Впрочем, с 1851 г. Ж. выступает и как лирический поэт с очень сильной гражданской направленностью публицистически заостренных стихов, в которых прочитывается его духовная биография. Реформы 60-х гг. Ж. наблюдает с воодушевлением. В это время он знакомится с В.С. Соловьевым, И.С. Тургеневым, В.Ф. Одоевским, Ф.И. Тютчевым. Его жена, Елизавета Дьякова, происходила из семьи, связанной дружескими узами с Л.Н. Толстым, к которому Ж. на протяжении жизни питал искреннее восхищение. В середине 60-х гг. Ж., потеряв двоих детей, уезжает за границу, чтобы сохранить здоровье старшей дочери. Он живет в Германии, Швейцарии, Италии, Франции, стараясь быть вблизи курортов. Здесь ему придется пережить болезнь и смерть любимой жены (1875). В 1884 г. он возвращается на родину и начинается новый активный период в творчестве Ж. Он проживет еще почти четверть века и все эти годы пишет стихи, которые приносят ему широкую известность не только как одному из «отцов» К. Пруткова, но и как поэту с прямой и отчетливо выраженной гражданской позицией. Как писал А.П. Якубович, он «возвысил свой голос», заставив вспомнить о лучших традициях демократической поэзии, связанных прежде всего с именем ушедшего Некрасова. Когда-то в одном из своих писем Некрасов, высоко ценивший мнение Ж., спрашивал у него, продолжать ли ему «Кому на Руси жить хорошо» после напечатания первых глав. Теперь Ж. остался едва ли не единственным представителем этого литературного направления и не мог не осознавать своей миссии. Если до отъезда за границу его стихи были связаны с теми спорами в обществе, которые велись накануне и в период реформы 1861 г., то теперь он откликается на различные общественно-политические события, определяя это время как время «нравственного хаоса».

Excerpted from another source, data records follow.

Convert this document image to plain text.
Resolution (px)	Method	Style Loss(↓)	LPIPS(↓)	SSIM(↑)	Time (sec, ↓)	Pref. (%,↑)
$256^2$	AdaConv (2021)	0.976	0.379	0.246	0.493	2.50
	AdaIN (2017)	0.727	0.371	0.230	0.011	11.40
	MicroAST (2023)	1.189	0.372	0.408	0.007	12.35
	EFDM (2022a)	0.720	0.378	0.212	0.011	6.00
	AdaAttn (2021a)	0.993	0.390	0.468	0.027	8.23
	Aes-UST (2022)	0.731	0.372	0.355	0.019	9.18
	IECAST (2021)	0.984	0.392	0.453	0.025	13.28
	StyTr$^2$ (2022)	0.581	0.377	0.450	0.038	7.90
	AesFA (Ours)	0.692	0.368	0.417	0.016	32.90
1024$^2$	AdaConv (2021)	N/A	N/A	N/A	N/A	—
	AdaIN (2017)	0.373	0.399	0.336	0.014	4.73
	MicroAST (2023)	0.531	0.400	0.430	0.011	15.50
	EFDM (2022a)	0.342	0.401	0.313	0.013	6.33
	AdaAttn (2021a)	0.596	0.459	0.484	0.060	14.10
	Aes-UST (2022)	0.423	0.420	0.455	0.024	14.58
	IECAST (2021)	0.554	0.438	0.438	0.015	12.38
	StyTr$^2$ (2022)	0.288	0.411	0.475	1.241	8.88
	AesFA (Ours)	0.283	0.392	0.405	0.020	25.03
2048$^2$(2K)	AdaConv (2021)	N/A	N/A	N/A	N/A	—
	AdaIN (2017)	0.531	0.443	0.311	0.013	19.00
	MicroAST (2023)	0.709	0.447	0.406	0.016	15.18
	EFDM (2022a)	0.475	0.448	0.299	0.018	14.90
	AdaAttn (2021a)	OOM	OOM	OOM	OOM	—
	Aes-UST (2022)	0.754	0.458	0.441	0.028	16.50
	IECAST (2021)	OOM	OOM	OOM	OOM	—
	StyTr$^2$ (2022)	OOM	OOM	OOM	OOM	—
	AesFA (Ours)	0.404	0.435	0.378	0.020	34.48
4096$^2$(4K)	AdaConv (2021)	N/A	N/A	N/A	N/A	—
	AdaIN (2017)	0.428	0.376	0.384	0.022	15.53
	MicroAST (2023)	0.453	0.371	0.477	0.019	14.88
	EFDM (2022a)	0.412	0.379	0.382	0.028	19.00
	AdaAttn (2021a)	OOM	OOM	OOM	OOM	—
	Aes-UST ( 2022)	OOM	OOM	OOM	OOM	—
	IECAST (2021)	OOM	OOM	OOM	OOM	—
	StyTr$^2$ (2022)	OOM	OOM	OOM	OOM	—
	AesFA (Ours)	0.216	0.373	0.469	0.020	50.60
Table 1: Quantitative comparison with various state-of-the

Противников реформы он прямо называл «живыми мертвецами» («Сказка о живых мертвецах», 1858). Он откликнулся на процесс по делу революционера Каракозова («Забудь их шумное волненье…», 1866), его заботит судьба сосланных Н.Г. Чернышевского и Н.В. Шелгунова («Современному гражданину», 1870). Виновной в «нравственном хаосе» («О, скоро ль минет это время…», 1870) он считал реакционную прессу, «литераторов «гасильников». Он отзывается и на деятельность газеты «Московские ведомости» и ее редактора М. Каткова, которого он называет «газетным Аракчеевым», «кентавром», грубо попирающим этические законы, и на его духовных наследников — реакционеров и черносотенцев. Реально оценивая свои силы, он считает себя «знаменосцем поневоле».
После возвращения на родину поэт подолгу живет в провинции — кочует по многочисленным родственникам в Витебской, Орловской, Рязанской губерниях. А в последние годы, наезжая в Москву, в основном живет то в Тамбове, то в Тамбовской губернии, в имении М.А. Боратынского — мужа старшей своей дочери Ольги (он приходился родственником Е.А. Боратынскому).
В поэзии Ж. усиливаются философские мотивы, он все сильнее ощущает свою связь с природой, поэтически растворяясь в ней, осознанно и спокойно возвращаясь в ее «животворящую бездну». Когда-то пародировавший лирику Фета, он найдет для него удивительные слова: «Он пел, как в сумраке ночей/ Поет влюбленный соловей» («Памяти Шеншина-Фета», 1892). Его будет восхищать веселая сатира стихотворений Вл. Соловьева, он оценит раннюю лирику И. Бунина, которому окажет искреннюю поддержку, а пламенному П.Ф. Якубовичу он «передаст» свою гражданскую «лиру». Более полувека его стихи выходили на страницах демократических и либеральных периодических изданий, и только на 71 году жизни он выпустит свой двухтомник. Многочисленные рецензенты будут называть его «последним могиканом идейной поэзии», «маститым поэтом-гражданином», «певцом гражданской чести», свою статью о нем в журнале «Вестник воспитания» (1900) молодой Бунин назовет «Поэт-гуманист» («главная их сила заключается в их моральном и общественном духе. … Он всю жизнь был «рыцарем духа», стремился к истине и свету»). Он будет избран (одновременно с Л.Н. Толстым, А.П. Чеховым и В.Г. Короленко) почетным академиком Петербургской Академии наук. В первое собрание произведений Ж. вошли не только стихотворения, но и поэмы и сцены в стихах. Двухтомник сразу получил большой резонанс и издавался при жизни Ж. еще дважды (1898 и 1901), а четвертый раз он вышел посмертно — в 1910 г. Два издания в один год выдержала небольшая книжка «Песни старости».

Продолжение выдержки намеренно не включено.